Il faut parler avec tous, y compris avec la Syrie. Bachar, qui porte une très grande responsabilité dans l'enclenchement de la guerre, devra certes répondre de ses crimes. Mais la France devrait travailler à une conférence globale sur la paix au Moyen-Orient car tout se tient - qu'attend d'ailleurs le président de la République pour reconnaître l'État palestinien, comme le Parlement l'y a invité ?

Mme Éliane Assassi.  - Très bien !

M. Pierre Laurent.  - La France doit renverser ses priorités en retrouvant sa liberté d'initiative et de parole, et soumettre toutes ses conditions d'engagement militaire à la construction de processus de règlement politique dans un cadre multilatéral sous l'égide de l'ONU.

Ne laissons pas le champ libre aux forces obscurantistes qui cherchent la confrontation et la guerre. (Applaudissements sur les bancs du groupe communiste républicain et citoyen ainsi que sur quelques bancs du groupe écologiste)

M. Jacques Mézard .  - Il y a un an, le Gouvernement informait le Parlement de sa décision d'engager nos forces aériennes en Irak. Le 13 janvier, les Parlementaires, dans un large consensus, ont approuvé l'opération Chammal. Il est logique de l'élargir aujourd'hui à la Syrie. Nos réserves demeurent. Les frappes aériennes étaient certes indispensables en Irak, pour mettre un terme à la progression de Daech, à la demande du Gouvernement irakien.

Al-Baghdadi a réussi là où Ben Laden avait échoué, Daech constitue désormais une menace pour le monde entier, y compris pour la France - les attentats de janvier l'ont tragiquement démontré. Je n'oublie pas le drame humanitaire des réfugiés qui pose des problèmes d'accueil et de cohésion politique.

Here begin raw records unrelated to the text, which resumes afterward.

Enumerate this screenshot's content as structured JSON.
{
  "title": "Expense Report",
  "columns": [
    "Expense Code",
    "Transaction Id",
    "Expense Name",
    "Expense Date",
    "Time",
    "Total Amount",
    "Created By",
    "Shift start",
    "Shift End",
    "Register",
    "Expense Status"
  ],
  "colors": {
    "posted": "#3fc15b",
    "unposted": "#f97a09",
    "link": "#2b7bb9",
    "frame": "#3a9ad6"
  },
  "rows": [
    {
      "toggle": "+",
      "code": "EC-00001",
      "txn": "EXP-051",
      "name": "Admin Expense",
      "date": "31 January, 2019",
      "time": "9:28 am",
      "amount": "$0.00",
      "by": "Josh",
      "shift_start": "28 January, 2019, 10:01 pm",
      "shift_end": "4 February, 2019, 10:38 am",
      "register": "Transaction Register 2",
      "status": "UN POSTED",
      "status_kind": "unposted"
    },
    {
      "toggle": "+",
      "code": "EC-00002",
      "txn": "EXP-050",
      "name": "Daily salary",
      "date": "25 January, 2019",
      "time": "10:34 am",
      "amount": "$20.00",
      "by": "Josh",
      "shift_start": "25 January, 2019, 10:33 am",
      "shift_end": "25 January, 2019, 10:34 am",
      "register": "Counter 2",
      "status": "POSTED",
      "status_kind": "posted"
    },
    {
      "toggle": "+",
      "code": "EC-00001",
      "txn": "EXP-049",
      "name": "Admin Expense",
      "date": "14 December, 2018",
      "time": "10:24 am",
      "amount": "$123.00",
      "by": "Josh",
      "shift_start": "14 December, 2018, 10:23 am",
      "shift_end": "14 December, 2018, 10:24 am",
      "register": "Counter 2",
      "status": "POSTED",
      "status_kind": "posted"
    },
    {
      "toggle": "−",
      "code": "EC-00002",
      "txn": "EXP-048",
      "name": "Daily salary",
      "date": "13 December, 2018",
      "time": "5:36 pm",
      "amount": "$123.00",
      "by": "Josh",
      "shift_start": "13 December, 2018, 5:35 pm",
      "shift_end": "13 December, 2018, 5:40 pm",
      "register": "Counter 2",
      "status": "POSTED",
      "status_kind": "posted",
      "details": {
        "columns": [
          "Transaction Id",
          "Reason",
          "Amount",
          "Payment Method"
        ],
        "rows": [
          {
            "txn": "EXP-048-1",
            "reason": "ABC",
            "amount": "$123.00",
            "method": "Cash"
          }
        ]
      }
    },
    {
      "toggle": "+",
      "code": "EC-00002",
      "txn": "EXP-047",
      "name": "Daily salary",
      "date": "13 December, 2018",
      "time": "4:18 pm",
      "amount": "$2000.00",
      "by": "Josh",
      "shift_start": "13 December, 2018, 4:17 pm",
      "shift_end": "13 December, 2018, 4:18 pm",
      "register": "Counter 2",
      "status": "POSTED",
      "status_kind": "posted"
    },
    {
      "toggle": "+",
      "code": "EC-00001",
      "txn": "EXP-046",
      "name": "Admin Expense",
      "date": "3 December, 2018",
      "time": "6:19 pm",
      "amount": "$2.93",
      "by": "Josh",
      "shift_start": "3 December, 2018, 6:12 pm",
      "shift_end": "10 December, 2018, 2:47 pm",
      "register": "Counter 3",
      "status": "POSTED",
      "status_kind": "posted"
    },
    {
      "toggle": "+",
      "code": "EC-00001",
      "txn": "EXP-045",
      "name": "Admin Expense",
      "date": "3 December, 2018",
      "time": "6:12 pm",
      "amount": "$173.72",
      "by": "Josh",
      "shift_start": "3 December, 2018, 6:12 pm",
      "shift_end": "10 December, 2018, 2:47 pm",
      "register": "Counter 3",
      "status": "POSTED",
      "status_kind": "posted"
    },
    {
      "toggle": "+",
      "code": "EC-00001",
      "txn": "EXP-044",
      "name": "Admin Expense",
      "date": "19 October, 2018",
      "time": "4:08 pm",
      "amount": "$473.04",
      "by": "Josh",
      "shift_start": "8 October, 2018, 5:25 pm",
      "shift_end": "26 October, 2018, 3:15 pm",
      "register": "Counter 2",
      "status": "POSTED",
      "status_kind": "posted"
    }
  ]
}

Nous saluons l'engagement de nos soldats. Pas moins de sept cents militaires mènent depuis douze mois des opérations aériennes et des frappes ciblées. La situation ne s'est guère améliorée. Daech fait preuve d'une résilience étonnante, le califat irako-syrien semble avoir de beaux jours devant lui. La perte de Tikrit en mars dernier constitue sa dernière défaite majeure. Depuis, l'organisation terroriste a conservé Faloudja à l'est, Mossoul au nord et s'est installée à Palmyre à l'ouest en Syrie.

Nous sommes au pied du mur. Le président de la République a annoncé des vols de reconnaissance préalables à des frappes en Syrie, question qui était taboue jusqu'à cet été. Nous y sommes favorables, tout en sachant que la solution militaire a nécessairement des limites. Jean-Pierre Chevènement, grand connaisseur du Proche-Orient, dont nous apprécions la lucidité, l'a souvent déclaré à cette tribune, au nom de notre groupe.

Un minimum de coordination est indispensable avec le régime syrien, ce qui n'excuse rien. Il est plus que temps de méditer les leçons du passé et de nous garder de toute intervention militaire intempestive. À chaque pays son histoire, ce n'est pas à nous d'imposer notre modèle politique. Les interventions américaines en Afghanistan et en Irak furent un désastre, chaque jour en apporte la preuve et il faut saluer la clairvoyance de Jacques Chirac en 2003.

M. Bruno Sido.  - Exact.

M. Jacques Mézard.  - Notre groupe ne s'est jamais fait remarquer par son attachement au gaullisme de la Ve République, mais force est de s'interroger sur la pertinence du principe de non-ingérence et de reconnaître que prétendre imposer nos conceptions démocratiques par la force est une profonde erreur. Pourquoi avoir éliminé le parti Baas en Irak et en Syrie, seul parti laïc de cette importance dans la région ? Quant aux printemps arabes, ces bourgeons ont été tôt coupés par le sécateur de l'islamisme et du djihadisme avant d'avoir fleuri... Que dire de la Lybie, où Kadhafi fut achevé dans un tunnel ? N'ayant plus rien d'un État, elle est devenue le couloir d'émigration de l'Afrique. Il est vrai qu'une politique étrangère inspirée par un philosophe doré ne peut que mener à une aporie.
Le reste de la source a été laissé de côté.